Sam drove East, toward the mountains, stopping long enough to pick up a cheeseburger, some fries and a chocolate shake at MacDonald's. He drove for about half an hour up Millcreek Canyon, parked his car and started walking on a trail that led up the side of the mountain. Sam loved to walk. He was a walker, not a hiker; he took his time, watching the color of the leaves and their changes with the seasons, the birds and an occasional animal. He would stop, every now and then, and pick up an interesting rock or examine a flower. When he reached the top of the mountain, he sat down under a large live oak and slowly ate his dinner. this sure beats sitting alone in my apartment or a restaurant, he thought, as he watched the changing colors as the sun set. It would be light for at least another hour, which gave him more than enough time to leisurely walk back to his car.
He thought about how nice it was to have a job where no one cared what he did or where he did it. Still, if he had become a physician like his father, he would be too busy to worry about his future or what was going to happen to his children after the divorce.
At the end of his first year of medical school, he had wanted to drop out, although he had passed all of his courses. He detested gross anatomy -thought that it was very aptly named. He hated the stench of the lab; the combined smell of dead meat, formaldehyde and phenol. Occasionally he would get careless with his thoughts and reflect that the cadavers were once alive. It was then that he most wished that he had chosen some other vocation. His medical school was one of the best and was progressive enough to introduce the freshmen to the hospital clinics. He cared even less for the clinics than he did for the gross lab. He felt helpless in the face of the massive amount of human suffering that he saw there and sensed the same feelings of helplessness in some of his professors. So, at the end of the year, when he returned to his home for the summer, he told his father that he was going to drop out and try to get into a doctoral program in vertebrate zoology.
"Sam," his father said," I can understand your feelings. Still, it's worth considering that an M.D. will allow you to do anything that you want, even vertebrate zoology. The difference is that you'll be better paid than if you had a Ph.D. alone. Besides, if you're ever out of work, you can always hang out a shingle."
"I won't ever want to hang out a shingle!"

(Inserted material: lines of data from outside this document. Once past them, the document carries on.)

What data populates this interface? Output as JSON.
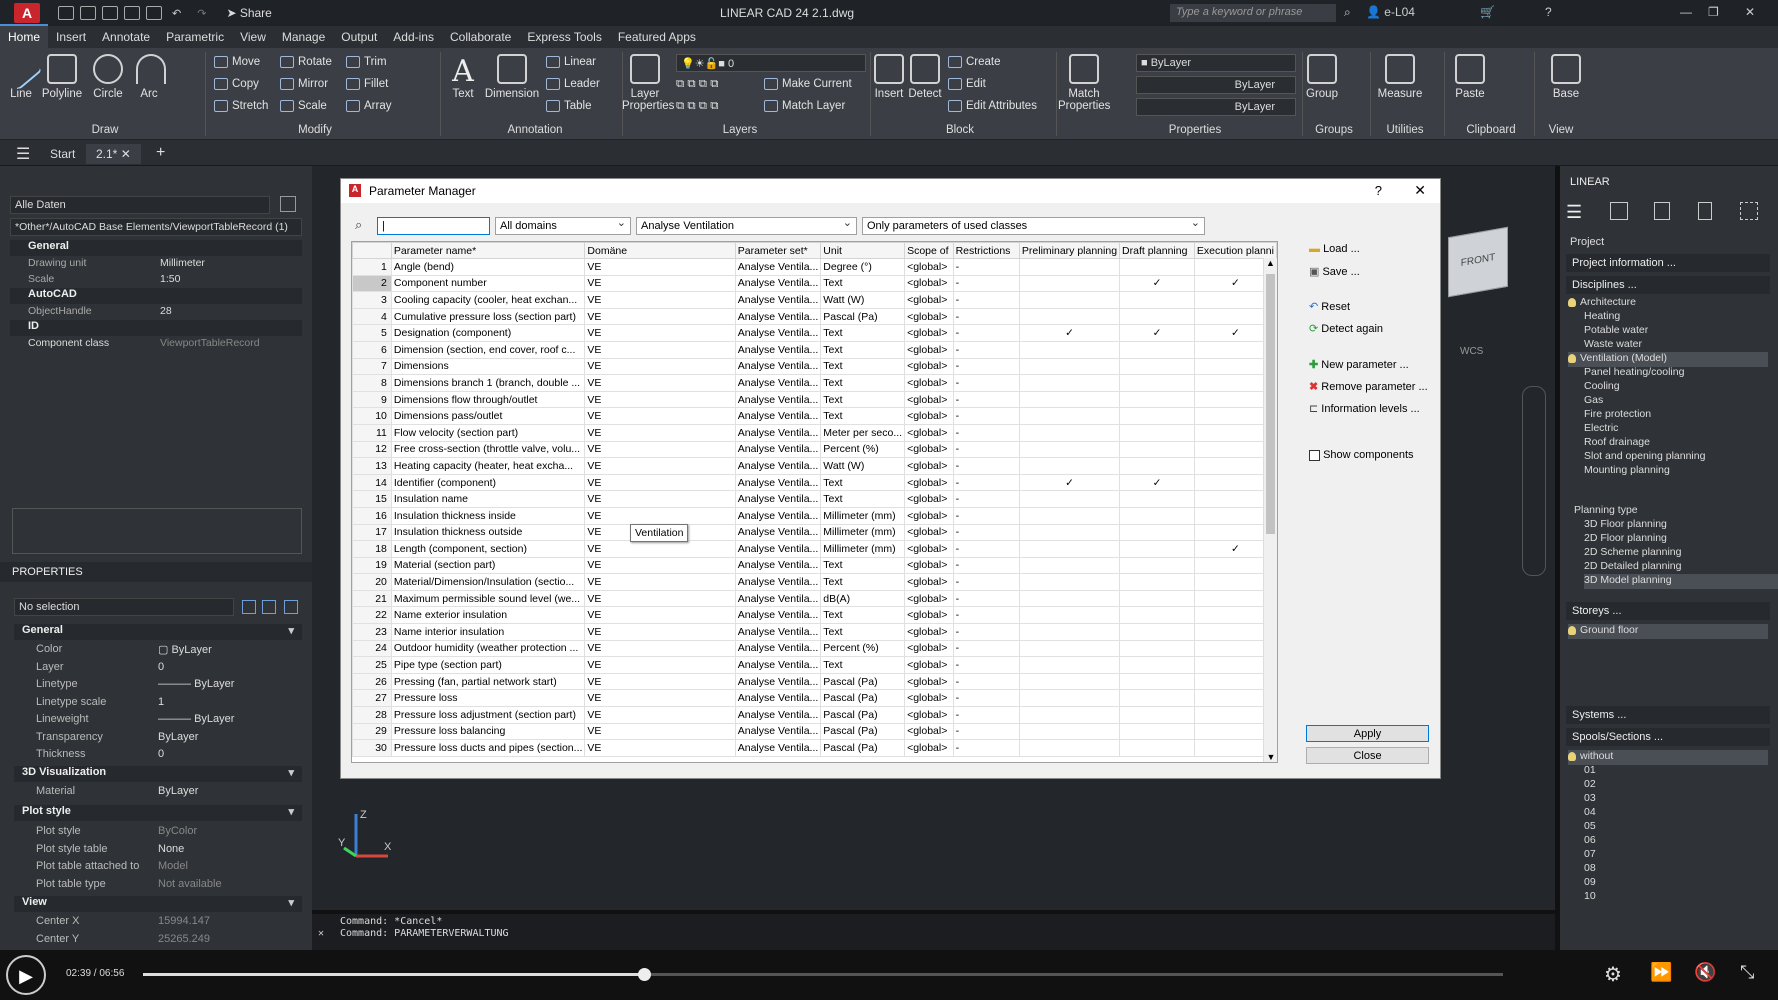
{
  "titlebar": {
    "logo": "A",
    "title": "LINEAR CAD 24   2.1.dwg",
    "share": "Share",
    "search_placeholder": "Type a keyword or phrase",
    "user": "e-L04"
  },
  "menu": [
    "Home",
    "Insert",
    "Annotate",
    "Parametric",
    "View",
    "Manage",
    "Output",
    "Add-ins",
    "Collaborate",
    "Express Tools",
    "Featured Apps"
  ],
  "ribbon": {
    "draw": {
      "line": "Line",
      "polyline": "Polyline",
      "circle": "Circle",
      "arc": "Arc",
      "panel": "Draw"
    },
    "modify": {
      "move": "Move",
      "rotate": "Rotate",
      "trim": "Trim",
      "copy": "Copy",
      "mirror": "Mirror",
      "fillet": "Fillet",
      "stretch": "Stretch",
      "scale": "Scale",
      "array": "Array",
      "panel": "Modify"
    },
    "annotation": {
      "text": "Text",
      "dimension": "Dimension",
      "linear": "Linear",
      "leader": "Leader",
      "table": "Table",
      "panel": "Annotation"
    },
    "layers": {
      "layer_properties": "Layer Properties",
      "layer_value": "0",
      "make_current": "Make Current",
      "match_layer": "Match Layer",
      "panel": "Layers"
    },
    "block": {
      "insert": "Insert",
      "detect": "Detect",
      "create": "Create",
      "edit": "Edit",
      "edit_attributes": "Edit Attributes",
      "panel": "Block"
    },
    "properties": {
      "match": "Match Properties",
      "bylayer1": "ByLayer",
      "bylayer2": "ByLayer",
      "bylayer3": "ByLayer",
      "panel": "Properties"
    },
    "groups": {
      "group": "Group",
      "panel": "Groups"
    },
    "utilities": {
      "measure": "Measure",
      "panel": "Utilities"
    },
    "clipboard": {
      "paste": "Paste",
      "panel": "Clipboard"
    },
    "view": {
      "base": "Base",
      "panel": "View"
    }
  },
  "tabs": {
    "start": "Start",
    "file": "2.1*"
  },
  "leftpanel": {
    "dropdown1": "Alle Daten",
    "dropdown2": "*Other*/AutoCAD Base Elements/ViewportTableRecord (1)",
    "general": "General",
    "drawing_unit_k": "Drawing unit",
    "drawing_unit_v": "Millimeter",
    "scale_k": "Scale",
    "scale_v": "1:50",
    "autocad": "AutoCAD",
    "objecthandle_k": "ObjectHandle",
    "objecthandle_v": "28",
    "id": "ID",
    "component_class_k": "Component class",
    "component_class_v": "ViewportTableRecord"
  },
  "properties": {
    "title": "PROPERTIES",
    "selection": "No selection",
    "general": "General",
    "color_k": "Color",
    "color_v": "ByLayer",
    "layer_k": "Layer",
    "layer_v": "0",
    "linetype_k": "Linetype",
    "linetype_v": "ByLayer",
    "ltscale_k": "Linetype scale",
    "ltscale_v": "1",
    "lineweight_k": "Lineweight",
    "lineweight_v": "ByLayer",
    "transparency_k": "Transparency",
    "transparency_v": "ByLayer",
    "thickness_k": "Thickness",
    "thickness_v": "0",
    "viz": "3D Visualization",
    "material_k": "Material",
    "material_v": "ByLayer",
    "plot": "Plot style",
    "plotstyle_k": "Plot style",
    "plotstyle_v": "ByColor",
    "plottable_k": "Plot style table",
    "plottable_v": "None",
    "plotattached_k": "Plot table attached to",
    "plotattached_v": "Model",
    "plottype_k": "Plot table type",
    "plottype_v": "Not available",
    "view": "View",
    "centerx_k": "Center X",
    "centerx_v": "15994.147",
    "centery_k": "Center Y",
    "centery_v": "25265.249"
  },
  "command": {
    "line1": "Command: *Cancel*",
    "line2": "Command: PARAMETERVERWALTUNG"
  },
  "drawing": {
    "wcs": "WCS",
    "front": "FRONT"
  },
  "rightpanel": {
    "title": "LINEAR",
    "project": "Project",
    "project_info": "Project information ...",
    "disciplines": "Disciplines ...",
    "disc_items": [
      "Architecture",
      "Heating",
      "Potable water",
      "Waste water",
      "Ventilation (Model)",
      "Panel heating/cooling",
      "Cooling",
      "Gas",
      "Fire protection",
      "Electric",
      "Roof drainage",
      "Slot and opening planning",
      "Mounting planning"
    ],
    "planning_type": "Planning type",
    "plan_items": [
      "3D Floor planning",
      "2D Floor planning",
      "2D Scheme planning",
      "2D Detailed planning",
      "3D Model planning"
    ],
    "storeys": "Storeys ...",
    "ground_floor": "Ground floor",
    "systems": "Systems ...",
    "spools": "Spools/Sections ...",
    "spool_items": [
      "without",
      "01",
      "02",
      "03",
      "04",
      "05",
      "06",
      "07",
      "08",
      "09",
      "10"
    ]
  },
  "player": {
    "time": "02:39 / 06:56",
    "progress": 0.3683
  },
  "dialog": {
    "title": "Parameter Manager",
    "filter_domain": "All domains",
    "filter_set": "Analyse Ventilation",
    "filter_classes": "Only parameters of used classes",
    "headers": [
      "",
      "Parameter name*",
      "Domäne",
      "Parameter set*",
      "Unit",
      "Scope of",
      "Restrictions",
      "Preliminary planning",
      "Draft planning",
      "Execution planni"
    ],
    "rows": [
      [
        "1",
        "Angle (bend)",
        "VE",
        "Analyse Ventila...",
        "Degree (°)",
        "<global>",
        "-",
        "",
        "",
        ""
      ],
      [
        "2",
        "Component number",
        "VE",
        "Analyse Ventila...",
        "Text",
        "<global>",
        "-",
        "",
        "✓",
        "✓"
      ],
      [
        "3",
        "Cooling capacity (cooler, heat exchan...",
        "VE",
        "Analyse Ventila...",
        "Watt (W)",
        "<global>",
        "-",
        "",
        "",
        ""
      ],
      [
        "4",
        "Cumulative pressure loss (section part)",
        "VE",
        "Analyse Ventila...",
        "Pascal (Pa)",
        "<global>",
        "-",
        "",
        "",
        ""
      ],
      [
        "5",
        "Designation (component)",
        "VE",
        "Analyse Ventila...",
        "Text",
        "<global>",
        "-",
        "✓",
        "✓",
        "✓"
      ],
      [
        "6",
        "Dimension (section, end cover, roof c...",
        "VE",
        "Analyse Ventila...",
        "Text",
        "<global>",
        "-",
        "",
        "",
        ""
      ],
      [
        "7",
        "Dimensions",
        "VE",
        "Analyse Ventila...",
        "Text",
        "<global>",
        "-",
        "",
        "",
        ""
      ],
      [
        "8",
        "Dimensions branch 1 (branch, double ...",
        "VE",
        "Analyse Ventila...",
        "Text",
        "<global>",
        "-",
        "",
        "",
        ""
      ],
      [
        "9",
        "Dimensions flow through/outlet",
        "VE",
        "Analyse Ventila...",
        "Text",
        "<global>",
        "-",
        "",
        "",
        ""
      ],
      [
        "10",
        "Dimensions pass/outlet",
        "VE",
        "Analyse Ventila...",
        "Text",
        "<global>",
        "-",
        "",
        "",
        ""
      ],
      [
        "11",
        "Flow velocity (section part)",
        "VE",
        "Analyse Ventila...",
        "Meter per seco...",
        "<global>",
        "-",
        "",
        "",
        ""
      ],
      [
        "12",
        "Free cross-section (throttle valve, volu...",
        "VE",
        "Analyse Ventila...",
        "Percent (%)",
        "<global>",
        "-",
        "",
        "",
        ""
      ],
      [
        "13",
        "Heating capacity (heater, heat excha...",
        "VE",
        "Analyse Ventila...",
        "Watt (W)",
        "<global>",
        "-",
        "",
        "",
        ""
      ],
      [
        "14",
        "Identifier (component)",
        "VE",
        "Analyse Ventila...",
        "Text",
        "<global>",
        "-",
        "✓",
        "✓",
        ""
      ],
      [
        "15",
        "Insulation name",
        "VE",
        "Analyse Ventila...",
        "Text",
        "<global>",
        "-",
        "",
        "",
        ""
      ],
      [
        "16",
        "Insulation thickness inside",
        "VE",
        "Analyse Ventila...",
        "Millimeter (mm)",
        "<global>",
        "-",
        "",
        "",
        ""
      ],
      [
        "17",
        "Insulation thickness outside",
        "VE",
        "Analyse Ventila...",
        "Millimeter (mm)",
        "<global>",
        "-",
        "",
        "",
        ""
      ],
      [
        "18",
        "Length (component, section)",
        "VE",
        "Analyse Ventila...",
        "Millimeter (mm)",
        "<global>",
        "-",
        "",
        "",
        "✓"
      ],
      [
        "19",
        "Material (section part)",
        "VE",
        "Analyse Ventila...",
        "Text",
        "<global>",
        "-",
        "",
        "",
        ""
      ],
      [
        "20",
        "Material/Dimension/Insulation (sectio...",
        "VE",
        "Analyse Ventila...",
        "Text",
        "<global>",
        "-",
        "",
        "",
        ""
      ],
      [
        "21",
        "Maximum permissible sound level (we...",
        "VE",
        "Analyse Ventila...",
        "dB(A)",
        "<global>",
        "-",
        "",
        "",
        ""
      ],
      [
        "22",
        "Name exterior insulation",
        "VE",
        "Analyse Ventila...",
        "Text",
        "<global>",
        "-",
        "",
        "",
        ""
      ],
      [
        "23",
        "Name interior insulation",
        "VE",
        "Analyse Ventila...",
        "Text",
        "<global>",
        "-",
        "",
        "",
        ""
      ],
      [
        "24",
        "Outdoor humidity (weather protection ...",
        "VE",
        "Analyse Ventila...",
        "Percent (%)",
        "<global>",
        "-",
        "",
        "",
        ""
      ],
      [
        "25",
        "Pipe type (section part)",
        "VE",
        "Analyse Ventila...",
        "Text",
        "<global>",
        "-",
        "",
        "",
        ""
      ],
      [
        "26",
        "Pressing (fan, partial network start)",
        "VE",
        "Analyse Ventila...",
        "Pascal (Pa)",
        "<global>",
        "-",
        "",
        "",
        ""
      ],
      [
        "27",
        "Pressure loss",
        "VE",
        "Analyse Ventila...",
        "Pascal (Pa)",
        "<global>",
        "-",
        "",
        "",
        ""
      ],
      [
        "28",
        "Pressure loss adjustment (section part)",
        "VE",
        "Analyse Ventila...",
        "Pascal (Pa)",
        "<global>",
        "-",
        "",
        "",
        ""
      ],
      [
        "29",
        "Pressure loss balancing",
        "VE",
        "Analyse Ventila...",
        "Pascal (Pa)",
        "<global>",
        "-",
        "",
        "",
        ""
      ],
      [
        "30",
        "Pressure loss ducts and pipes (section...",
        "VE",
        "Analyse Ventila...",
        "Pascal (Pa)",
        "<global>",
        "-",
        "",
        "",
        ""
      ]
    ],
    "tooltip": "Ventilation",
    "side": {
      "load": "Load ...",
      "save": "Save ...",
      "reset": "Reset",
      "detect": "Detect again",
      "new_param": "New parameter ...",
      "remove_param": "Remove parameter ...",
      "info_levels": "Information levels ...",
      "show_components": "Show components"
    },
    "apply": "Apply",
    "close": "Close"
  }
}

"If you're hungry enough, you might. At any rate, you've already gotten through the toughest part of med school. Take my advice and stick it out. You're young and if you still feel the way you do three years from now, you can always get into a Ph.D. program and have a lot of the requirements behind you.

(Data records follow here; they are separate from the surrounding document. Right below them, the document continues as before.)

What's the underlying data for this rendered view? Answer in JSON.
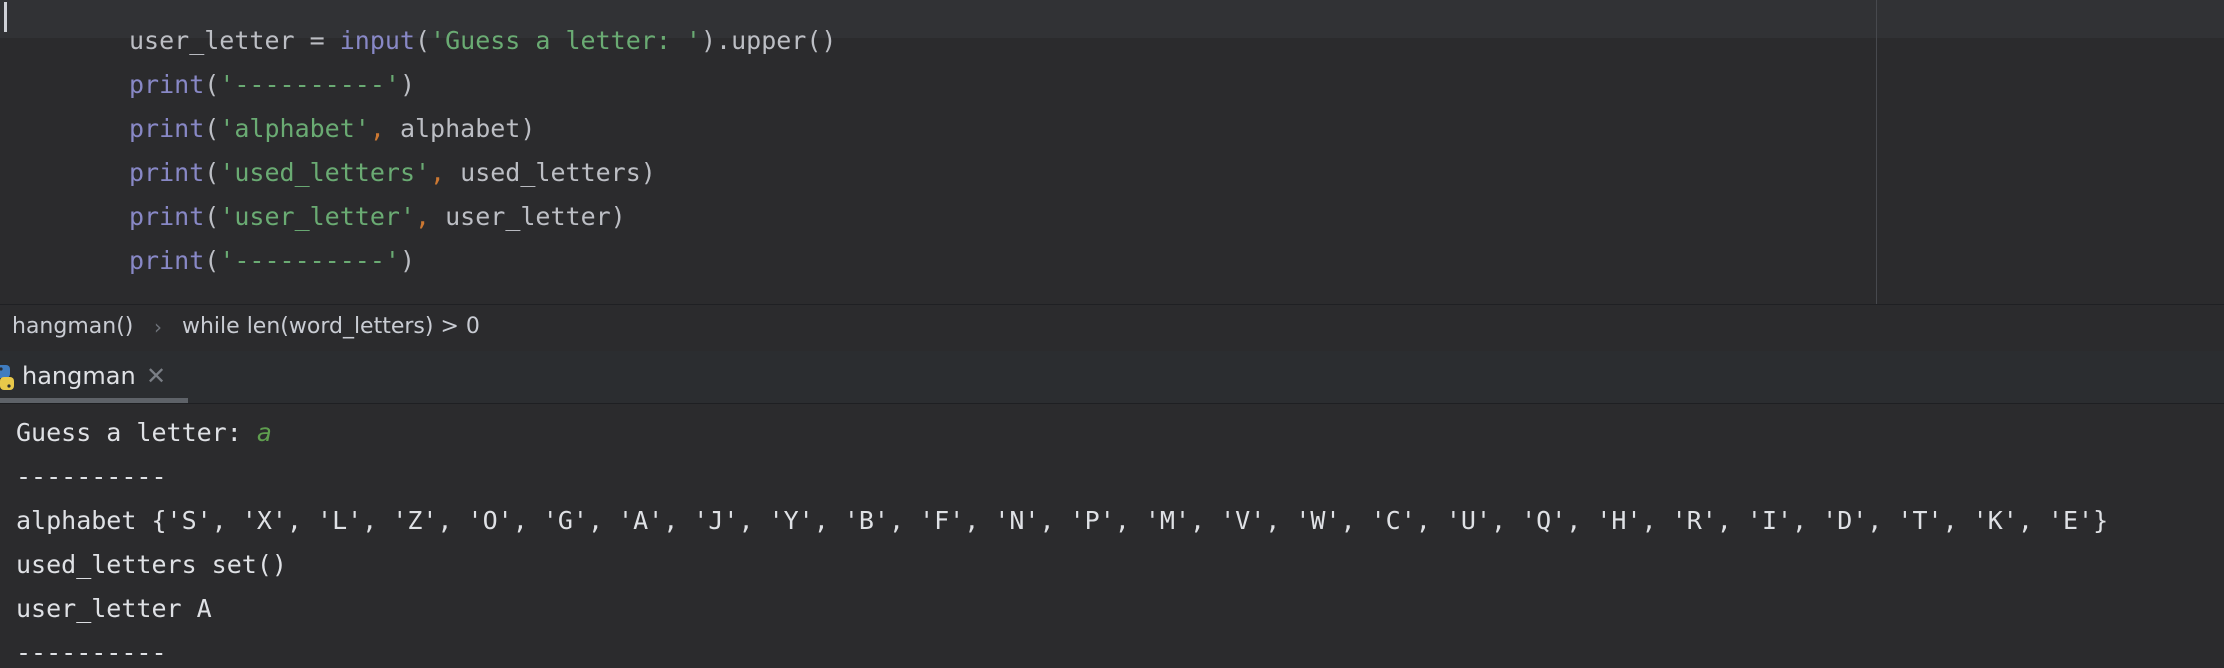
{
  "editor": {
    "lines": [
      [
        {
          "t": "user_letter = ",
          "c": "plain"
        },
        {
          "t": "input",
          "c": "builtin"
        },
        {
          "t": "(",
          "c": "plain"
        },
        {
          "t": "'Guess a letter: '",
          "c": "str"
        },
        {
          "t": ").upper()",
          "c": "plain"
        }
      ],
      [
        {
          "t": "print",
          "c": "builtin"
        },
        {
          "t": "(",
          "c": "plain"
        },
        {
          "t": "'----------'",
          "c": "str"
        },
        {
          "t": ")",
          "c": "plain"
        }
      ],
      [
        {
          "t": "print",
          "c": "builtin"
        },
        {
          "t": "(",
          "c": "plain"
        },
        {
          "t": "'alphabet'",
          "c": "str"
        },
        {
          "t": ", ",
          "c": "comma"
        },
        {
          "t": "alphabet)",
          "c": "plain"
        }
      ],
      [
        {
          "t": "print",
          "c": "builtin"
        },
        {
          "t": "(",
          "c": "plain"
        },
        {
          "t": "'used_letters'",
          "c": "str"
        },
        {
          "t": ", ",
          "c": "comma"
        },
        {
          "t": "used_letters)",
          "c": "plain"
        }
      ],
      [
        {
          "t": "print",
          "c": "builtin"
        },
        {
          "t": "(",
          "c": "plain"
        },
        {
          "t": "'user_letter'",
          "c": "str"
        },
        {
          "t": ", ",
          "c": "comma"
        },
        {
          "t": "user_letter)",
          "c": "plain"
        }
      ],
      [
        {
          "t": "print",
          "c": "builtin"
        },
        {
          "t": "(",
          "c": "plain"
        },
        {
          "t": "'----------'",
          "c": "str"
        },
        {
          "t": ")",
          "c": "plain"
        }
      ]
    ]
  },
  "breadcrumb": {
    "item1": "hangman()",
    "separator": "›",
    "item2": "while len(word_letters) > 0"
  },
  "run_tab": {
    "label": "hangman",
    "close_glyph": "✕",
    "icon": "python-icon"
  },
  "console": {
    "prompt": "Guess a letter: ",
    "input_value": "a",
    "lines": [
      "----------",
      "alphabet {'S', 'X', 'L', 'Z', 'O', 'G', 'A', 'J', 'Y', 'B', 'F', 'N', 'P', 'M', 'V', 'W', 'C', 'U', 'Q', 'H', 'R', 'I', 'D', 'T', 'K', 'E'}",
      "used_letters set()",
      "user_letter A",
      "----------"
    ]
  },
  "colors": {
    "builtin": "#8888c6",
    "string": "#6aab73",
    "comma": "#cc7832",
    "input_echo": "#5f9e4f"
  }
}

Sam decided to stick it out for just one more year. In that second year, he was introduced to epidemiology; which was one of the strengths of his school. He also had an exciting professor teaching it. At the end of the year, he asked the prof if he could work with him on a combined M.D.-Ph.D. program, and he was accepted. He worked hard and loved it. He got B's and C's in his medical courses and A's in the ones relevant to his Ph.D. program. When he had finished his doctoral dissertation, he received a post-doctoral fellowship to spend two years at C.D.C., the Communicable Disease Center in Atlanta. Its name was later changed to the Center for Disease Control.

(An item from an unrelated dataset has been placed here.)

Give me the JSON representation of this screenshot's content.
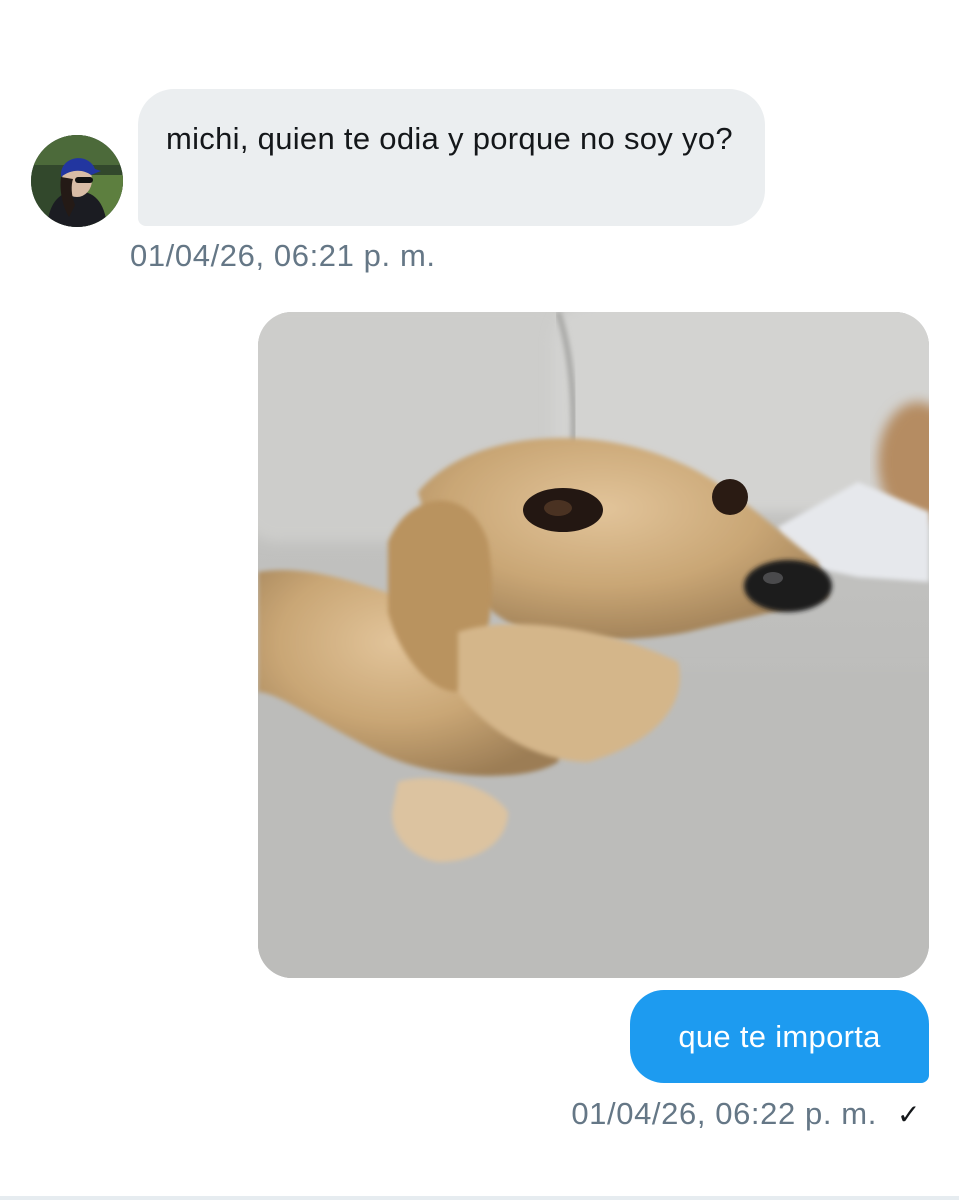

During his junior year in medical school, he met Janet, who was a secretary in the Department of Medicine. At the beginning of his last semester, they married. Their first child was born in Atlanta and the second in Salt Lake City, where he went after Atlanta.
As he walked down the trail, he reflected on his loneliness. Besides his physical needs, he thought that it would be nice to have someone to walk with. He thought of Cowper's poem:
I praise the Frenchman, his remark was shrewd,
How sweet, how passing sweet is solitude!
But grant me still a friend in my retreat,
Whom I may whisper, "Solitude is sweet."
He walked back slowly, watching the light fade. He was in no hurry to return to his gloomy apartment. All that he had to do was pack, which would take him five minutes, and the rest of the evening would be occupied with wondering what the meeting in Bethesda was about and watching television.